Ben bu hayatta hiç az sevmedim
'İçimde bir kara orman yanıyor gittiğinde'
Bugün bir vesileyle, sabah erkenden bu şiir düştü aklıma ve bütün gün onunla gezdim.

Her günüm mis gibi dünya kokan bir kavun dilimi 
Senin sayende
Bütün yemişler elime güneştenmişim gibi uzanıyor 
Senin sayende
Senin sayende yalnız umutlardan alıyorum balımı. 
Yüreğimin çalışı senin sayende

En yalnız akşamlarım bile duvarında gülen bir Anadolu kilimi 
Senin sayende
Şehrime ulaşmadan bitirirken yolumu 
Bir gül bahçesinde dinlendim senin sayende 
Senin sayende, içeri sokmuyorum 
En yumuşak urbalarını giyip 
Büyük rahatlığa çağıran türküleriyle kapımı çalan ölümü*

O yüzden bugün diğer günlerden daha acayip, diğer günlerden daha uzun ve onlardan daha güzeldi, çünkü her kelimesine umut doldurulmuş dizeler benimleydi.

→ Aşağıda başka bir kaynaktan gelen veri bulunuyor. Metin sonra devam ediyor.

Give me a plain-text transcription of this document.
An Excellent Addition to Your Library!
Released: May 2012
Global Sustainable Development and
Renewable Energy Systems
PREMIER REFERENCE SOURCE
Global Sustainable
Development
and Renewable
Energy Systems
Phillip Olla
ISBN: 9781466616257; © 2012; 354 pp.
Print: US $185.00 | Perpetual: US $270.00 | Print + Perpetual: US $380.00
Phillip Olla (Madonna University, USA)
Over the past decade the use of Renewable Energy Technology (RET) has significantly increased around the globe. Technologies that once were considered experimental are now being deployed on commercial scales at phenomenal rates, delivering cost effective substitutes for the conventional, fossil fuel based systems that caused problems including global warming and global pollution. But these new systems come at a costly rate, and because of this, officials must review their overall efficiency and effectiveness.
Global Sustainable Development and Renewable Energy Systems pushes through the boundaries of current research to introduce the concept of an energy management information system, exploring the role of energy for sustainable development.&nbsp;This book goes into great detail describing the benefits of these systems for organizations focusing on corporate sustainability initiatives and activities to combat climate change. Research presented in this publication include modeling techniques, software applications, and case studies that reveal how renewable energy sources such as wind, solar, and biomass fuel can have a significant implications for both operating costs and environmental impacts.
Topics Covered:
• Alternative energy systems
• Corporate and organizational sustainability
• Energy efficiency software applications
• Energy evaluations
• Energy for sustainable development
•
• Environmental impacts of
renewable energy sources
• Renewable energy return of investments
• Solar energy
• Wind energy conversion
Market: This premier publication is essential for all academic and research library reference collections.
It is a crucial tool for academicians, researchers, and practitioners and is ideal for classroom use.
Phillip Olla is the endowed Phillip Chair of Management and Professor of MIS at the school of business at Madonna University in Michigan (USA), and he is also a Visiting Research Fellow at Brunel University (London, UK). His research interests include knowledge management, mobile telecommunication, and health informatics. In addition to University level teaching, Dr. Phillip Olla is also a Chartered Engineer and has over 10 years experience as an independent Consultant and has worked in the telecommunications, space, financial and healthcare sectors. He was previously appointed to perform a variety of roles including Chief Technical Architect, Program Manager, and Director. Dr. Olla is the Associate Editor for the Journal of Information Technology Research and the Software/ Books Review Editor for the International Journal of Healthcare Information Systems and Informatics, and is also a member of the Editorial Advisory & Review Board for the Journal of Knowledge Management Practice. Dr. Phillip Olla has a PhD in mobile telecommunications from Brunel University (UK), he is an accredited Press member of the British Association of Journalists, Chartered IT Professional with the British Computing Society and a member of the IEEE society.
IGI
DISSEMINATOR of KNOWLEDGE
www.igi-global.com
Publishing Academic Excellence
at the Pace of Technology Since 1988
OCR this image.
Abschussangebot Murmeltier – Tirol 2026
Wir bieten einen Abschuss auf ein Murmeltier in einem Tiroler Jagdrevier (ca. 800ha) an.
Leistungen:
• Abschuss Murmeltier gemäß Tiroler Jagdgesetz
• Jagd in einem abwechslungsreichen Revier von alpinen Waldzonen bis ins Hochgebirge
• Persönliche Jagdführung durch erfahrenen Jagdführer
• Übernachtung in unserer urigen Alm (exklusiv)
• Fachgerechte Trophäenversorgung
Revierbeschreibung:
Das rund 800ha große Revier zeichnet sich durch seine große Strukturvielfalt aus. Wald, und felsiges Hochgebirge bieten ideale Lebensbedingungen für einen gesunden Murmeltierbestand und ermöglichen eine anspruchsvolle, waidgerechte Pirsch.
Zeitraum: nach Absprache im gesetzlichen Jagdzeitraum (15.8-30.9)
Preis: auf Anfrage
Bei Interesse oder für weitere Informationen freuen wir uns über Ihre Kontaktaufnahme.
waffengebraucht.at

Kim ne anlattıysa dinler gibi yaptım, ama burnumda bir anason kokusu ve aklımda Nazım vardı. Üflesen uçardım, ama zayıflıktan değil, hafiflikten.


Yollarımda ayaz var, yaklaşma yollarıma

Sonra oturdum Poyraz Karayel izledim ve bu yazıyı, iki saatlik bir dizinin beş saniyelik bir sahnesine yazmaya karar verdim. Sahne deyip geçmeyelim, bazısı bizi bizden alıp kimsenin gitmek istemeyeceği yerlere götürebilir. Poyraz’ın o şahane aşk acısını sömüren mihraklar tiradını attığı, Ayşegül’le dünyanın en güzel ayrılık konuşmasını yaptıkları meyhane sahnesinde, bütün harala gürele bittikten, Poyraz bir sürahi rakıyı kafasına diktikten ve Ayşegül sessizce bir köşede kaldıktan hemen sonraydı. Sema, Sefer olmadan asla tam olmayan o masaya Sefer niyetine her seferinde getirilen kocaman oyuncak ayının önündeki kadeh ile tokuşturdu ya kendi kadehini, gözleri dola dola içti ya o rakıyı, işte orada kaldım ben. Poyraz Karayel izlemeyi neden çok sevdiğimi hatırladım bir kere daha.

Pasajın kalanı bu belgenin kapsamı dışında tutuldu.